In int v1 = check(), v2 = check(), v3 = check();, each call to check() is a full-expression.
A full-expression is an expression that is not a sub-expression of another expression. Every value computation and side effect associated with a full-expression is sequenced before every value computation and side effect associated with the next full-expression to be evaluated.
In std::cout << check() << " " << check() << " " << check();, each call to check() is a sub-expression.
These are function calls, and they are indeterminately-sequenced; they may be evaluated in any order.

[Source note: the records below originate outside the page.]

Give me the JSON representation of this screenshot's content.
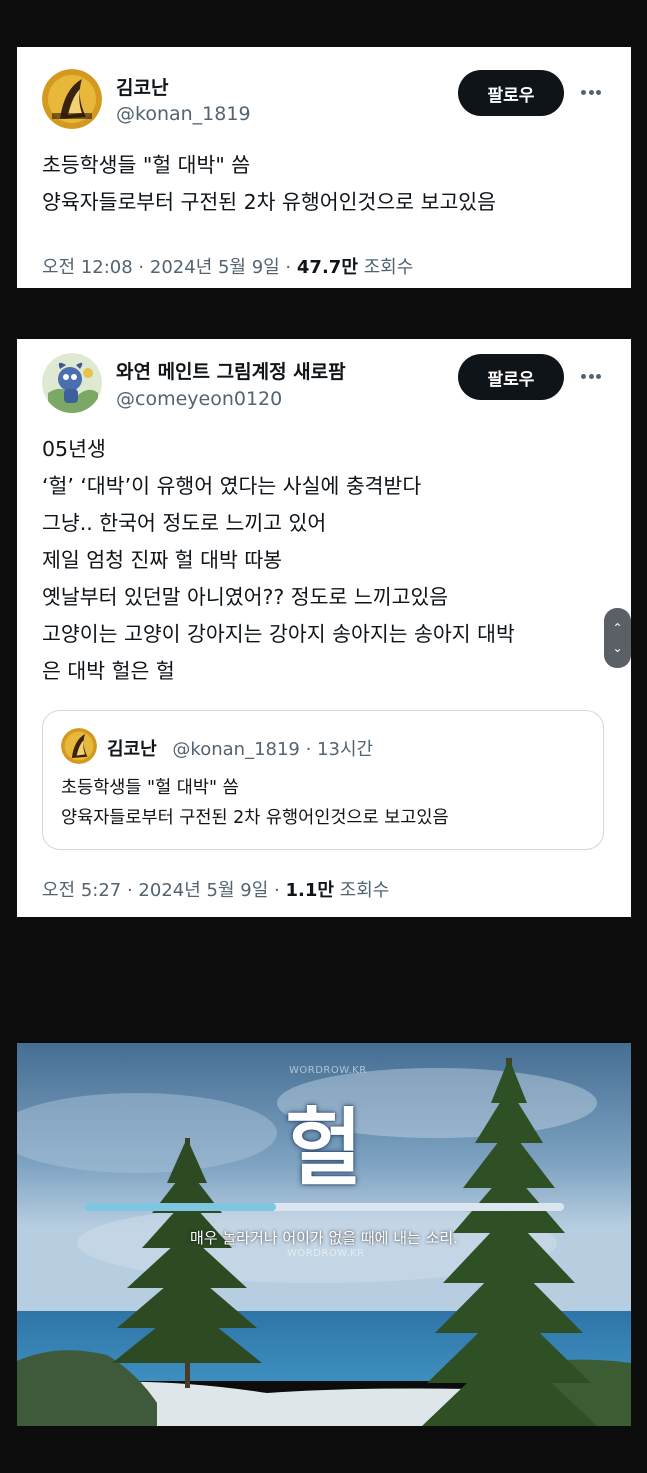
{
  "tweet1": {
    "author_name": "김코난",
    "author_handle": "@konan_1819",
    "follow_label": "팔로우",
    "body_lines": [
      "초등학생들 \"헐 대박\" 씀",
      "양육자들로부터 구전된 2차 유행어인것으로 보고있음"
    ],
    "time": "오전 12:08 · 2024년 5월 9일 ·",
    "views_count": "47.7만",
    "views_label": "조회수"
  },
  "tweet2": {
    "author_name": "와연 메인트 그림계정 새로팜",
    "author_handle": "@comeyeon0120",
    "follow_label": "팔로우",
    "body_lines": [
      "05년생",
      "‘헐’ ‘대박’이 유행어 였다는 사실에 충격받다",
      "그냥.. 한국어 정도로 느끼고 있어",
      "제일 엄청 진짜 헐 대박 따봉",
      "옛날부터 있던말 아니였어?? 정도로 느끼고있음",
      "고양이는 고양이 강아지는 강아지 송아지는 송아지 대박",
      "은 대박 헐은 헐"
    ],
    "quote": {
      "author_name": "김코난",
      "author_handle": "@konan_1819",
      "age": "· 13시간",
      "body_lines": [
        "초등학생들 \"헐 대박\" 씀",
        "양육자들로부터 구전된 2차 유행어인것으로 보고있음"
      ]
    },
    "time": "오전 5:27 · 2024년 5월 9일 ·",
    "views_count": "1.1만",
    "views_label": "조회수"
  },
  "scroll_buttons": {
    "up": "⌃",
    "down": "⌄"
  },
  "image_panel": {
    "watermark_top": "WORDROW.KR",
    "word": "헐",
    "definition": "매우 놀라거나 어이가 없을 때에 내는 소리.",
    "watermark_bottom": "WORDROW.KR",
    "progress_fraction": 0.4
  },
  "icons": {
    "more": "more-icon",
    "avatar1": "avatar-konan",
    "avatar2": "avatar-comeyeon"
  },
  "colors": {
    "follow_bg": "#0f1419",
    "secondary_text": "#536471",
    "quote_border": "#cfd9de",
    "progress_fill": "#7fc6e2"
  }
}
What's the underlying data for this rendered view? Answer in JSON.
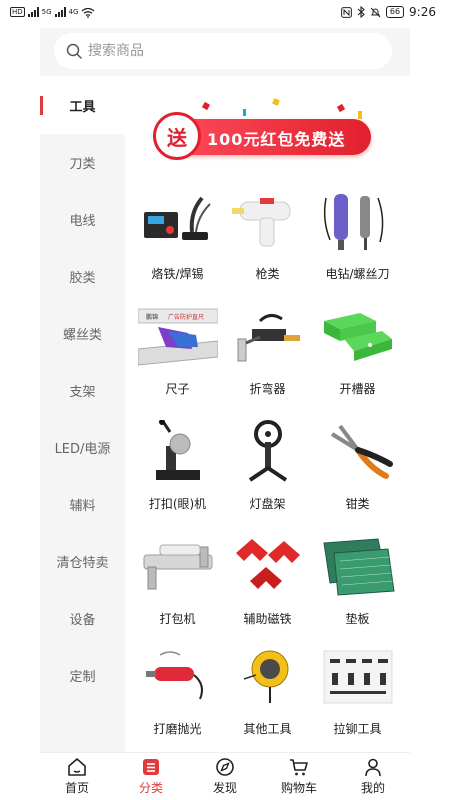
{
  "status_bar": {
    "left_tags": [
      "HD",
      "5G",
      "4G"
    ],
    "battery": "66",
    "time": "9:26"
  },
  "search": {
    "placeholder": "搜索商品",
    "icon": "search-icon"
  },
  "sidebar": {
    "items": [
      {
        "label": "工具",
        "active": true
      },
      {
        "label": "刀类",
        "active": false
      },
      {
        "label": "电线",
        "active": false
      },
      {
        "label": "胶类",
        "active": false
      },
      {
        "label": "螺丝类",
        "active": false
      },
      {
        "label": "支架",
        "active": false
      },
      {
        "label": "LED/电源",
        "active": false
      },
      {
        "label": "辅料",
        "active": false
      },
      {
        "label": "清仓特卖",
        "active": false
      },
      {
        "label": "设备",
        "active": false
      },
      {
        "label": "定制",
        "active": false
      }
    ]
  },
  "banner": {
    "badge": "送",
    "text": "100元红包免费送",
    "color": "#e1202e"
  },
  "products": [
    {
      "label": "烙铁/焊锡",
      "icon": "soldering-iron-icon"
    },
    {
      "label": "枪类",
      "icon": "glue-gun-icon"
    },
    {
      "label": "电钻/螺丝刀",
      "icon": "electric-drill-icon"
    },
    {
      "label": "尺子",
      "icon": "ruler-icon"
    },
    {
      "label": "折弯器",
      "icon": "bender-icon"
    },
    {
      "label": "开槽器",
      "icon": "slotter-icon"
    },
    {
      "label": "打扣(眼)机",
      "icon": "eyelet-machine-icon"
    },
    {
      "label": "灯盘架",
      "icon": "lamp-tray-stand-icon"
    },
    {
      "label": "钳类",
      "icon": "pliers-icon"
    },
    {
      "label": "打包机",
      "icon": "packing-machine-icon"
    },
    {
      "label": "辅助磁铁",
      "icon": "magnet-icon"
    },
    {
      "label": "垫板",
      "icon": "cutting-mat-icon"
    },
    {
      "label": "打磨抛光",
      "icon": "grinder-icon"
    },
    {
      "label": "其他工具",
      "icon": "tape-measure-icon"
    },
    {
      "label": "拉铆工具",
      "icon": "rivet-tool-icon"
    }
  ],
  "ruler_print": {
    "brand": "鹏锦",
    "text": "广告防护直尺"
  },
  "tabbar": {
    "items": [
      {
        "label": "首页",
        "icon": "home-icon",
        "active": false
      },
      {
        "label": "分类",
        "icon": "category-icon",
        "active": true
      },
      {
        "label": "发现",
        "icon": "discover-icon",
        "active": false
      },
      {
        "label": "购物车",
        "icon": "cart-icon",
        "active": false
      },
      {
        "label": "我的",
        "icon": "profile-icon",
        "active": false
      }
    ]
  },
  "colors": {
    "accent": "#e23a3a",
    "sidebar_bg": "#f5f5f5",
    "page_bg": "#ffffff"
  }
}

In int i = 6 ; std::cout << ++i << " " << i ;, ++i and i are sub-expressions. int is a scalar type, and these evaluations are unsequenced. This engenders undefined behaviour.
I see. The reference link is definitely a big help... Just one thing though, on the details page it has been written that the order may get changed the next time the program gets executed.. but in my case, no matter how many times I've executed the program, the order has remained the same. Why may that be?
> the order may get changed the next time the program gets executed.
The standard allows it, but it does not insist that it must be changed.
On typical implementations, it wouldn't change till the program is re-compiled.
(Note: The IS does not prohibit just-in-time compilation of source code by an implementation.)